I’ve been getting in trouble, these past few months. Not major, big-time, call-in-the-Feds sort of trouble (which would probably be fascinating, but I think I’ve had quite enough interesting already this year), but the kind that leaves Willem – and, before she returned to New York, my mother – either shaking his head ponderously or glaring righteously, depending on the circumstances.
My infractions? I’m playing with the kids.
I know, it’s awful. Can you imagine? I should be flogged.
OK, no, that’s both unreasonably sarcastic and completely unfair to Willem. He’s not an ogre, and he keeps his judgments to himself most of the time. But it has to be frustrating for him to watch, because my new habit has been to add more activities – crafts, reading aloud, just random projects I come up with – to the evenings. Before I got sick, things were already fairly busy, and we had to maintain a firm schedule in order to make sure that all of the necessary chores, homework, bath, trumpet practice, and so on, happened before bedtime. Now those things all still have to happen, plus I’m adding in new stuff, and the inevitable result is that bedtime gets delayed more often than not.
If the kids were yawning all the time, or had become unreasonably difficult to dredge out of bed in the mornings, then I would stop adding stuff onto the evenings… and on the days when they do struggle to wake up, or act tired and/or crabby in the evenings, then it’s an early bedtime all around for a few nights. But lots of times (Willem says it’s more often than not, I think it’s just more often than it used to be), I’m ignoring the clock and following my impulses.
Because, as I just learned in all too vivid detail, life is short and unpredictable. And when I look back at my kids’ childhood, I want to remember giving in and reading just one more chapter, building just one more block tower, cutting out just one more Shrinky Dinks shape. I want them to remember music, and dancing around even though we are among the whitest, most uncoordinated groups of individuals I know. I want there to be little flashes of color and fun in my memories – and, I hope, in theirs – instead of it being all long stretches of structure and routine. That structure and routine is important, and I’m still strict about making sure chores and homework are done before we play, but play is important, too.
I don’t want to be unfair to myself, pre-illness, either.
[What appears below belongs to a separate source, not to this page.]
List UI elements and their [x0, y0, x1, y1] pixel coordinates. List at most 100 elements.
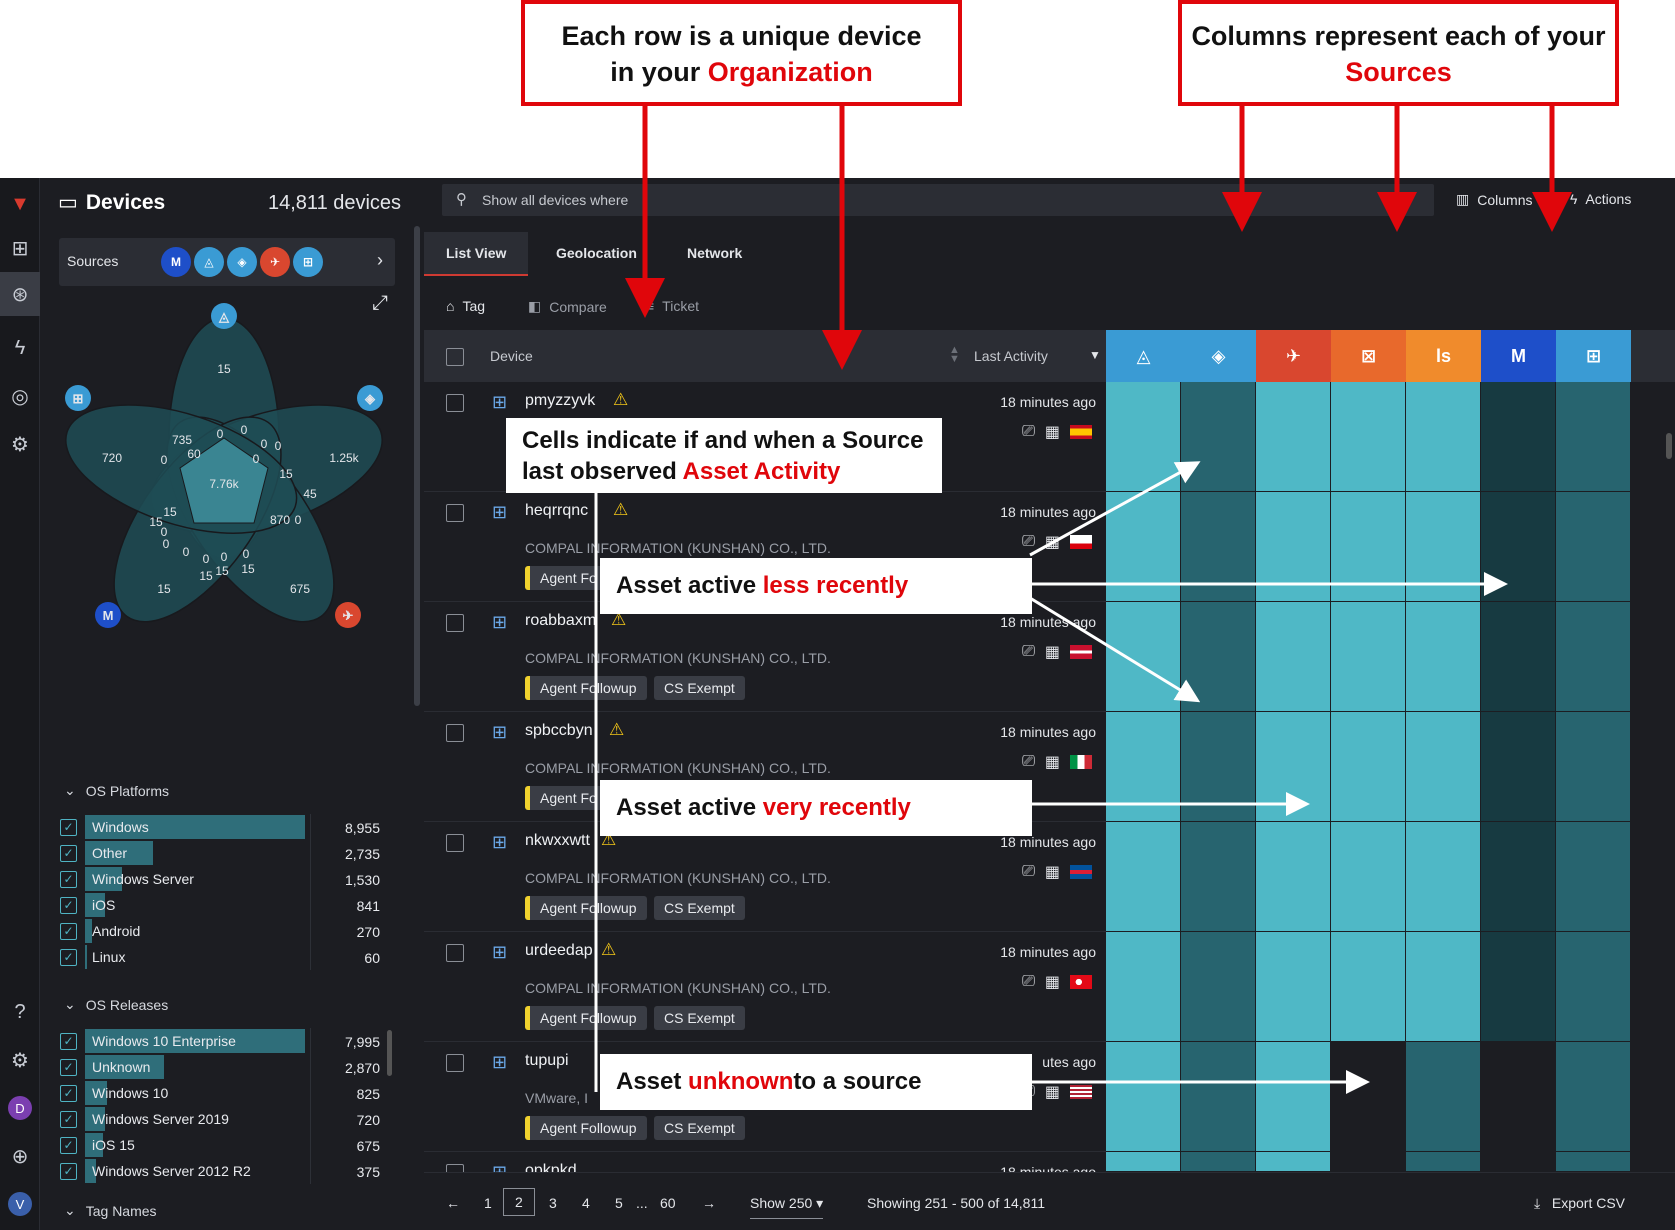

It’s not that I never played with the kids, I just didn’t do it often enough. I let myself think that it was more important to get them in bed on time than it was to allow the “just one more time,” and I held the role of Disciplinarian pretty much all the time, while Willem was the reigning Fun Parent. Play, for me, was something that happened on weekends, and only rarely on weeknights… and I would give Willem exactly the same Look that he gives me, now, when he would decide to push bedtime a little later due to playtime.
It’s one more in an apparently endless list of ways that things have changed around here, since I got sick. The good news is, there are only two more school nights left, and then we’ve got a whole summer’s worth of staying up later without needing to set an alarm clock for 6:00 the next morning. Maybe by the fall, we’ll have figured out a new balance – though I’m not willing to return to the old, no-play-with-Mom version of balance, so we’ll have to come up with something new.